The closing of our coal plants won’t affect job stability either, with employees either relocated to other facilities or involved in the decommissioning process.
On top of that, our commitment with sustainable value creation has helped to revitalize other industries and sectors. One example is Iberdrola’s relationship with Spanish shipbuilding company Navantia, which is now a technological and efficient supplier of offshore foundations and substations.
WHAT POLICIES HELPED TO ENABLE THE TARGETS?
There are a range of policies that have helped us to implement our climate targets. To deliver on them we need long-term climate strategies consistent with the Paris Agreement’s goals and the UN Sustainable Development Goals. These should include:
- legally binding decarbonization targets to be reached by 2030 and 2050;
- a wide approach to tackle all sectors of the economy; a recognition of the role of public-private partnerships; and
- a recognition of climate change as a risk to the economy and the need for a thorough assessment on the level of exposure to different sectors, from a social, economic and industrial perspective.
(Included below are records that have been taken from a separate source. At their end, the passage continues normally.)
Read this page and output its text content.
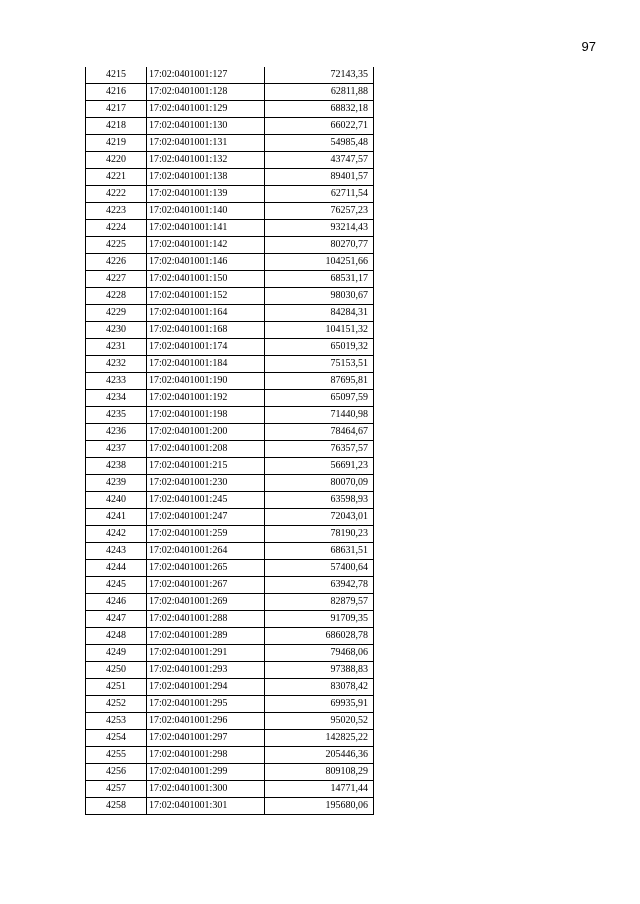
97
4215	17:02:0401001:127	72143,35
4216	17:02:0401001:128	62811,88
4217	17:02:0401001:129	68832,18
4218	17:02:0401001:130	66022,71
4219	17:02:0401001:131	54985,48
4220	17:02:0401001:132	43747,57
4221	17:02:0401001:138	89401,57
4222	17:02:0401001:139	62711,54
4223	17:02:0401001:140	76257,23
4224	17:02:0401001:141	93214,43
4225	17:02:0401001:142	80270,77
4226	17:02:0401001:146	104251,66
4227	17:02:0401001:150	68531,17
4228	17:02:0401001:152	98030,67
4229	17:02:0401001:164	84284,31
4230	17:02:0401001:168	104151,32
4231	17:02:0401001:174	65019,32
4232	17:02:0401001:184	75153,51
4233	17:02:0401001:190	87695,81
4234	17:02:0401001:192	65097,59
4235	17:02:0401001:198	71440,98
4236	17:02:0401001:200	78464,67
4237	17:02:0401001:208	76357,57
4238	17:02:0401001:215	56691,23
4239	17:02:0401001:230	80070,09
4240	17:02:0401001:245	63598,93
4241	17:02:0401001:247	72043,01
4242	17:02:0401001:259	78190,23
4243	17:02:0401001:264	68631,51
4244	17:02:0401001:265	57400,64
4245	17:02:0401001:267	63942,78
4246	17:02:0401001:269	82879,57
4247	17:02:0401001:288	91709,35
4248	17:02:0401001:289	686028,78
4249	17:02:0401001:291	79468,06
4250	17:02:0401001:293	97388,83
4251	17:02:0401001:294	83078,42
4252	17:02:0401001:295	69935,91
4253	17:02:0401001:296	95020,52
4254	17:02:0401001:297	142825,22
4255	17:02:0401001:298	205446,36
4256	17:02:0401001:299	809108,29
4257	17:02:0401001:300	14771,44
4258	17:02:0401001:301	195680,06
WHAT POLICIES WOULD MAKE ACHIEVING THE TARGETS EASIER?
We need stringent implementation guidelines for the Paris Agreement at COP24 that sends clear signals to investors and ensures environmental integrity.
We have already called on European policy makers to embrace higher and more ambitious climate policy frameworks to ensure effective implementation of the long-term climate strategy that is currently being developed by the European Commission. Some key elements to include would be:
- a thorough diagnosis that recognizes fossil fuel combustion as the main cause of climate change and acknowledges the key role of electrification based on renewables as a means of achieving a sustainable path in the energy sector;
- cross-cutting policies such as taxation based on the ‘polluter pays principle’, elimination of costs not related to supply from electricity prices, removal of fossil fuel subsidies, promotion of information and awareness; and
- sectoral plans and measures to address barriers to decarbonization in different fields.
WHAT WIDER IMPACT DO COMPANIES HAVE BY MAKING SUCH COMMITMENTS?
Our climate commitments are a reference for other companies because Iberdrola has demonstrated that climate commitments are aligned to the profitability of the company. That is why we are a leader and the first investor worldwide in renewable energies.
Iberdrola’s ambitious approach on climate action, coupled with its active advocacy strategy in terms of climate policy at the international level, are key to support the development of robust climate policy frameworks.
1 Iberdrola’s business strategy is fully committed to the UN Sustainable Development Goals as part of the “social dividend” concept included in the company by-laws, which requires the company to play a key contribution to social and economic development of the communities in which it operates and to protect the environment.